Juan, que ha notado que Jesús ha aminorado la marcha, sospecha que haya oído, y, acelerando el paso, pasando a dos o tres compañeros, se llega hasta Él, se pone a su lado y le llama: «¡Maestro!», dulcemente como siempre, y con esa mirada suya de amor, volviendo la cabeza hacia arriba, porque es más bajo y porque va hacia el centro del camino y, por tanto, fuera del ligero desnivel por el que todos marchan.
«¡Juan! ¿Me has alcanzado?». Jesús le sonríe.
Juan, estudiando con amor y preocupación su rostro para tratar de ver si ha oído, responde: «Sí, Maestro mío. ¿Me quieres contigo?».
«Siempre te quiero conmigo. A todos os querría tener al lado, ¡y con tu corazón! Pero, si sigues caminando por ahí, te acabarás de mojar».
«¡No me importa, Maestro! ¡Nada me importa, con tal de estar a tu lado!».
«¿Siempre quieres estar conmigo? Tú no piensas que soy imprudente y que puedo meteros en líos también a vosotros. ¿No te sientes ofendido porque no atiendo tus consejos?».
«¡Maestro! ¿Entonces has oído?» Juan está consternado.
«He oído todo. Desde las primeras palabras. De todas formas, no te aflijas. No sois perfectos. Lo sabía desde cuando os llamé. Y no pretendo que seáis perfectos rápidamente. Antes deberéis ser transformados de agrestes en delicados, con dos injertos…».
«¿Cuáles, Maestro?».
«Uno de sangre, otro de fuego. Después seréis héroes del Cielo y convertiréis al mundo, empezando por vosotros».
«¿De sangre? ¿De fuego?».
«Sí, Juan. La Sangre: la mía…».
«¡No, Jesús!». Juan le interrumpe con un gemido.

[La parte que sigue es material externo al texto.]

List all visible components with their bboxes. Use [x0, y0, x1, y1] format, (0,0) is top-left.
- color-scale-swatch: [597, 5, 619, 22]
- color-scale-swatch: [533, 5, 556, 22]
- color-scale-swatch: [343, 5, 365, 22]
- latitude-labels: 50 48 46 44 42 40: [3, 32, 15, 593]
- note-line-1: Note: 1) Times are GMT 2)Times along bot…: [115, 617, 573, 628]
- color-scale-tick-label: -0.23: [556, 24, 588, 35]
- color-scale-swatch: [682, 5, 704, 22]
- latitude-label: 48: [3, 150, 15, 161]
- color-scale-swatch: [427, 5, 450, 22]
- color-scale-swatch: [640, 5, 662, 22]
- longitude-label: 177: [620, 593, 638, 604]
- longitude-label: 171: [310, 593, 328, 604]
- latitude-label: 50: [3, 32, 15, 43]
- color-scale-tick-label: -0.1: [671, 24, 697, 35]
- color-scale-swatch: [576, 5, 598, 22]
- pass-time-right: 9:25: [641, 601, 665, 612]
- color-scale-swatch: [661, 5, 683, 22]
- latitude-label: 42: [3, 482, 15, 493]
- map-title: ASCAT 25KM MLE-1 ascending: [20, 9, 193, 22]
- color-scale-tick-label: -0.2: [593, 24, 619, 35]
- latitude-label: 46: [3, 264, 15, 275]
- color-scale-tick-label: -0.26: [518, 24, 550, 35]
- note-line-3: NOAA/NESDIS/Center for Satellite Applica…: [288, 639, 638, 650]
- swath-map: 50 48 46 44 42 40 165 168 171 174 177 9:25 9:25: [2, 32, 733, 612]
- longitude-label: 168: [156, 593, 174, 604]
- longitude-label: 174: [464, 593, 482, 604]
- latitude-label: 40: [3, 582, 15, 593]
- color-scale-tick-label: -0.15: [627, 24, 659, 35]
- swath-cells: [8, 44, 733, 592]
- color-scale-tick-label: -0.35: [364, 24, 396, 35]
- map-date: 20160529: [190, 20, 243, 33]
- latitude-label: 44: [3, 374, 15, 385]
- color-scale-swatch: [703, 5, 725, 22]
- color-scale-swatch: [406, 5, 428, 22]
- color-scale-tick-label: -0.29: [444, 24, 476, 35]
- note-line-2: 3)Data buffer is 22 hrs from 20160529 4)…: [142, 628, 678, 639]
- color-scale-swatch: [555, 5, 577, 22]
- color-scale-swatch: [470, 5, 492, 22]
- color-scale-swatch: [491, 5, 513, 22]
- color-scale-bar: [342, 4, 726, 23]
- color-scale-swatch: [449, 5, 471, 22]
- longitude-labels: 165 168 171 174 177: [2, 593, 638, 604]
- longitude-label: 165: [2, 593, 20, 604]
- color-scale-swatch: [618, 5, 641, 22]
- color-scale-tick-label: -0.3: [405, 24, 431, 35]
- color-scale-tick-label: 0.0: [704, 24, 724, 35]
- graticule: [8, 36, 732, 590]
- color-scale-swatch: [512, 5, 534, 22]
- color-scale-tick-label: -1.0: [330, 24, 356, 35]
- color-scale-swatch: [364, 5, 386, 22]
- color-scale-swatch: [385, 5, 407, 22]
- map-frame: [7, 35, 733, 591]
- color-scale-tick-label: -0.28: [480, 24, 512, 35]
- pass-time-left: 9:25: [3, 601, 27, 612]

«Serénate, amigo. No me interrumpas. Sé tú el primero en escuchar estas verdades. Lo mereces. La Sangre: la mía. Ya sabes que para esto he venido. Soy el Redentor… Piensa en los Profetas. No omitieron ni una iota describiendo mi misión. Seré el Hombre descrito por Isaías. Y, cuando me desangren, mi Sangre os fecundará a vosotros. Pero no me limitaré a esto. Sois tan imperfectos, débiles, obtusos y miedosos, que Yo, glorioso al lado del Padre, os enviaré el Fuego, la Fuerza que procede de mi ser por generación del Padre y que vincula al Padre y al Hijo en una arra indisoluble, haciendo de Uno, Tres: el Pensamiento, la Sangre, el Amor. Cuando el Espíritu de Dios, o mejor, el Espíritu del Espíritu de Dios, la Perfección de las Perfecciones divinas, descienda sobre vosotros, vosotros dejaréis de ser lo que ahora sois. Seréis nuevos, potentes, santos… Pero para uno nula será la Sangre y nulo el Fuego. Porque la Sangre, para él, significará poder de condenación, y para toda la eternidad conocerá otro fuego, en el cual arderá, arrojando y tragando sangre, porque verá sangre en todos los lugares donde ponga sus ojos mortales o sus ojos espirituales, desde cuando haya traicionado la Sangre de un Dios».
«¡Oh, Maestro! ¿Quién es?».
«Lo sabrás un día. Ahora ignora. Y, por la caridad, no trates ni siquiera de indagar. La averiguación presupone sospecha. No debes sospechar de tus hermanos, porque la sospecha es ya falta de caridad».
«Me basta con que me asegures que no seremos ni yo ni Santiago los que te traicionemos».
«¡No, tú no! Y tampoco Santiago. ¡Tú eres mi consuelo, Juan bueno!» y Jesús le pone un brazo encima de los hombros y le arrima hacia sí, y prosiguen así unidos.